Optimism in an Unforecastable Future

The end of a year invariably brings forecasts of how the economy and markets will perform in the coming year. The forecasts include estimates of gross domestic product growth, the price level equity markets and interest rates in twelve months. There has often been a wide range of predictions, but unfortunately, the accuracy of these forecasts has been poor. Predictions for 2023 began to arrive in November; recent forecasts are essentially the same as most forecasters are calling for a recession this year. The recession, if it happens, will perhaps be the most anticipated recession ever, and will be caused by the interest rate hikes by the U.S. Federal Reserve, which started increasing rates in March 2022. With forecasters being so wrong in the past, could they be wrong again?

 Forecasts for 2022 were mostly positive with a return to normal following two years of pandemic. The U.S. and global economy were expected to expand, and equity markets would rise, and interest rates would increase modestly. Instead, the U.S. economy suffered through two quarters of negative GDP growth, equities around the world plunged for the full year and rates increased significantly. A quote from Yogi Berra comes to mind: “It’s tough to make predictions, especially about the future.” While his quote is funny, he also supplies a mountain of truth. The predictions about the future are so difficult because events happen that are unpredictable. This was true in 2022 as well. Two events that were unpredictable were the Russian invasion of Ukraine, causing a short-term spike in energy prices and central banks around the world increasing rates by a multiple of eighteen in less than a year in response to inflation. In comparison, the previous biggest increase in the Fed funds rate was a multiple of about 5.5 over five years in the late 1970s and early 1980s. These events disrupted the best forecasts for 2022.

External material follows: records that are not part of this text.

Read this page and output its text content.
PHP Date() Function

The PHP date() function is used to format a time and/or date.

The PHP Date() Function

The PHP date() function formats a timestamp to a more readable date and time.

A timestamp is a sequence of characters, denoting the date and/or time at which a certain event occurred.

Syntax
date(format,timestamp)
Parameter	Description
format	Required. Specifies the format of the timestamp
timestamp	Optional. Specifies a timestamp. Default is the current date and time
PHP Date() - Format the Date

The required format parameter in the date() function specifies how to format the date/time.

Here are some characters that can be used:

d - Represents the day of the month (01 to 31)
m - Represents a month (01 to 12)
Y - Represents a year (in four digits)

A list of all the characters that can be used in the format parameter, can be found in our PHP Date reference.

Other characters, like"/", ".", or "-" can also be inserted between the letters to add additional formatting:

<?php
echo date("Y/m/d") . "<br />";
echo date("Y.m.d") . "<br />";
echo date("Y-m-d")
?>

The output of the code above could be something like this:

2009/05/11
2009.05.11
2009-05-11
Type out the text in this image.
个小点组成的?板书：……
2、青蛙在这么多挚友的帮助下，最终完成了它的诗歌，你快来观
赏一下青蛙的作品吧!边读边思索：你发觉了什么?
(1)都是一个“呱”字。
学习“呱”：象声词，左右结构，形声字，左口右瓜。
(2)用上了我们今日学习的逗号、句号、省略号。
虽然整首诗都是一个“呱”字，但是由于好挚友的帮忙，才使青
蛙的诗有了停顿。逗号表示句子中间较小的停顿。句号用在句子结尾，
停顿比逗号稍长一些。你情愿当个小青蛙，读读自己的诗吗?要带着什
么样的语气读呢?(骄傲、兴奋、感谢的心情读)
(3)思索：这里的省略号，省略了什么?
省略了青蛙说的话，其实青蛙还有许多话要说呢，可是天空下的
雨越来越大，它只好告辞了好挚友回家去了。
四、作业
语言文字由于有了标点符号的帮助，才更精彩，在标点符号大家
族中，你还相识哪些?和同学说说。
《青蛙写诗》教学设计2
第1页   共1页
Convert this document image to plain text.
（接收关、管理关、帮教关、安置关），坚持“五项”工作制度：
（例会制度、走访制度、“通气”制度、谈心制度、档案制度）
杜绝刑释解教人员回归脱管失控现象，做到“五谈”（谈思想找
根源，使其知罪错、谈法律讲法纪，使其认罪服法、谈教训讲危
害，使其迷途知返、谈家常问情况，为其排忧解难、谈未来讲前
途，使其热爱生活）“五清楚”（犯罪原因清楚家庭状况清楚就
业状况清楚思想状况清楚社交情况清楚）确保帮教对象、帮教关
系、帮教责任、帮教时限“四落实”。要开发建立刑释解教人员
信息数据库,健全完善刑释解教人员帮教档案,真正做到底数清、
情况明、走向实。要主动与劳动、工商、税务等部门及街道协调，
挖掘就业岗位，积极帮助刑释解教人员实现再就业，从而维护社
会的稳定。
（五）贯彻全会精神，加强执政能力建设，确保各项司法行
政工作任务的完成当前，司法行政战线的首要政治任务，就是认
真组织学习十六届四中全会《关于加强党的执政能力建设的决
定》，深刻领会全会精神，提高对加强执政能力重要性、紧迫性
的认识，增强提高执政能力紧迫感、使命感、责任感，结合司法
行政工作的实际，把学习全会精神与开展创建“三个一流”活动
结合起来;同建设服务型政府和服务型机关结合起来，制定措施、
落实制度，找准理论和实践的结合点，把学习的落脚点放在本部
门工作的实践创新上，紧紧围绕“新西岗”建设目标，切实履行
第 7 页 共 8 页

We should then take the forecasts for 2023 with a grain of salt because there will be events this year that make most predictions wrong. What is called for is an outlook that includes a range of possibilities for the coming year with a large degree of flexibility. This way, we reduce our bias of holding onto an outlook that is likely to prove obsolete and allow us to take advantage of opportunities as unforecastable events materialize.

What is our outlook? We believe that the most likely path for the economy is a recession. The eighteen-fold increase in the Fed funds rate will cause a slowdown in both consumer and business spending, which was already strained by the higher inflation. Further, as of this writing, we believe the recession is likely to be milder than many past recessions but may be longer in duration. Feeding into this outlook is first, corporations outside the tech sector are still hiring overall, despite the announced layoffs. Tech sector companies are announcing big layoffs following years of headcount increases, but many of those laid off are getting jobs quickly. Second, since the start of the pandemic, the money supply in the economy has increased dramatically, and even though money supply has declined the last 12-months, it remains elevated relative to the level at the start of the pandemic, which should lend support, as illustrated in the graph below.

We believe that equity markets are likely to struggle for perhaps the first half of the year because the lower consumer and business spending will likely reduce earnings growth rates. However, as in past recessions, we believe the struggles in the equity markets will end before the economy bottoms and stocks should then post nice gains. The Fed rate increases hurt the fixed income markets and since we believe the Fed is close to ending the increases, we believe fixed income markets will be more stable this year and should post positive, albeit low returns overall. Remember though, there will be events that take us by surprise, and as the facts change, we will invest according to the altered investing environment.  

 Our clients’ portfolios performed well in both the fourth quarter and for the full year 2022. Capital market performance in the fourth quarter was strong with U.S. large cap stocks rising 7.56% and fixed income up 1.87%. Allen Trust Company equity holdings performed better, rising 9.58% and fixed income up 2.24%. Overall, Allen Trust Company clients’ accounts were up an average of 6.19%, net of fees, compared to a blended benchmark return of 4.95%. For the full year, the results were good on a relative basis. U.S. large cap stocks declined 18.11% for the year, compared to Allen Trust company equities decline of 15.70% while bonds dropped 13.01% compared to our bonds decline of 8.01%. This results in a blended performance of -15.12% for the benchmark while Allen Trust Company clients’ accounts performed -11.80%.

 The change of the calendar to 2023 brings optimism; optimism that the capital markets will be positive this year, and the economy will be expanding for the year. We reiterate our outlook that the economy and at least the equity markets will struggle for part of the year, but we do see positives within any headwinds out there. The declines in 2022 and any declines this year are creating buying opportunities that we will work to take advantage of for the benefit of our clients. What we of course do not see is the events that will derail, either for the better or for the worse, our outlook. As it stands, we believe investors are likely to be a bit happier about the level of their accounts on December 31, 2023, than they were on December 31, 2022. We will endeavor to continue to generate solid performance on a relative basis, but more importantly we would like the absolute returns to be positive this year. We expect to be ready regardless of economic and market conditions.